AICA-Bench: Holistically Examining the Capabilities of VLMs in Affective Image Content Analysis
This work addresses the problem of evaluating and improving affective capabilities in VLMs for researchers, but it is incremental as it builds on existing VLM frameworks with a new benchmark and prompting method.
The paper tackled the underexplored problem of holistic Affective Image Content Analysis (AICA) in Vision-Language Models (VLMs) by introducing AICA-Bench, a benchmark with three tasks, and found that VLMs have limitations like weak intensity calibration and shallow descriptions, which were addressed with Grounded Affective Tree Prompting to reduce errors and improve depth.
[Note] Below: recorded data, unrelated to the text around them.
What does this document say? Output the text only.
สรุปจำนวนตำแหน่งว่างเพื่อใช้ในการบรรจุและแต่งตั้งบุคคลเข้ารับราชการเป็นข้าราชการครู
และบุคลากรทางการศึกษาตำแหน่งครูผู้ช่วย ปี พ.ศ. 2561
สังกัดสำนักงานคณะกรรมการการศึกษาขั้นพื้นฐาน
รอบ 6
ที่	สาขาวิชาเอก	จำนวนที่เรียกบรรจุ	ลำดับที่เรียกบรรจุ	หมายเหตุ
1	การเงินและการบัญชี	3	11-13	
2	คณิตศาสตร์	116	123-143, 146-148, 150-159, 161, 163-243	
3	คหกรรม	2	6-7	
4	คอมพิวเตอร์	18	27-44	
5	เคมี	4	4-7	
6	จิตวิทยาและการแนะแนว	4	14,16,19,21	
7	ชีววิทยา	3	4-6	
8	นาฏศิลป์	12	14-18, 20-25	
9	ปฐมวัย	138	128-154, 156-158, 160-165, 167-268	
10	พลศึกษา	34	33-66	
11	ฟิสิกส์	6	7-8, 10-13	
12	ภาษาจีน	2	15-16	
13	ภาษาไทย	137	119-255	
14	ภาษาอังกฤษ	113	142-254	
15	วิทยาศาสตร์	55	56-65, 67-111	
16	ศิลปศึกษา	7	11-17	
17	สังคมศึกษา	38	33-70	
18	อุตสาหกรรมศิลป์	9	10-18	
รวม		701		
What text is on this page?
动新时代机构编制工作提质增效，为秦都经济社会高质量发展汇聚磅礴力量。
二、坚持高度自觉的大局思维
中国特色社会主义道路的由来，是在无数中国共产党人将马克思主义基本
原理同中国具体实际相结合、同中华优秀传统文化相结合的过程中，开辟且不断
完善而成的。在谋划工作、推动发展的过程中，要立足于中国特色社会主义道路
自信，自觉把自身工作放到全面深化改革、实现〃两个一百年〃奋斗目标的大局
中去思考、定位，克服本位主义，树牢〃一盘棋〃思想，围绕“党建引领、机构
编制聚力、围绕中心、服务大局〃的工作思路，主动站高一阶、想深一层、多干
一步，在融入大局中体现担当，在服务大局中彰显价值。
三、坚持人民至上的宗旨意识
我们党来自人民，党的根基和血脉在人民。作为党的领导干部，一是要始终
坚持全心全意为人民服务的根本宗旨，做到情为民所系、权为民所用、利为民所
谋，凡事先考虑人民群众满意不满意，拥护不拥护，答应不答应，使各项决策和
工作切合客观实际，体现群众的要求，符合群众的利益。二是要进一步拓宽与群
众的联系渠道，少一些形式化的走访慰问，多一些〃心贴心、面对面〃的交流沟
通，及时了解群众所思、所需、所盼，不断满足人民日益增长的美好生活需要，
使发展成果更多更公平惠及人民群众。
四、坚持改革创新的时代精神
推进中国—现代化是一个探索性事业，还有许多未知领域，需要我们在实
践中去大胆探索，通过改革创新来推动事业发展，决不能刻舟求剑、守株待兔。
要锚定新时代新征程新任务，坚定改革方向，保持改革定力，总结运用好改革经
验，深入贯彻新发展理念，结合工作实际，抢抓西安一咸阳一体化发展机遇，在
Vision-Language Models (VLMs) have demonstrated strong capabilities in perception, yet holistic Affective Image Content Analysis (AICA), which integrates perception, reasoning, and generation into a unified framework, remains underexplored. To address this gap, we introduce AICA-Bench, a comprehensive benchmark with three core tasks: Emotion Understanding (EU), Emotion Reasoning (ER), and Emotion-Guided Content Generation (EGCG). We evaluate 23 VLMs and identify two major limitations: weak intensity calibration and shallow open-ended descriptions. To address these issues, we propose Grounded Affective Tree (GAT) Prompting, a training-free framework that combines visual scaffolding with hierarchical reasoning. Experiments show that GAT reduces intensity errors and improves descriptive depth, providing a strong baseline for future research on affective multimodal understanding and generation.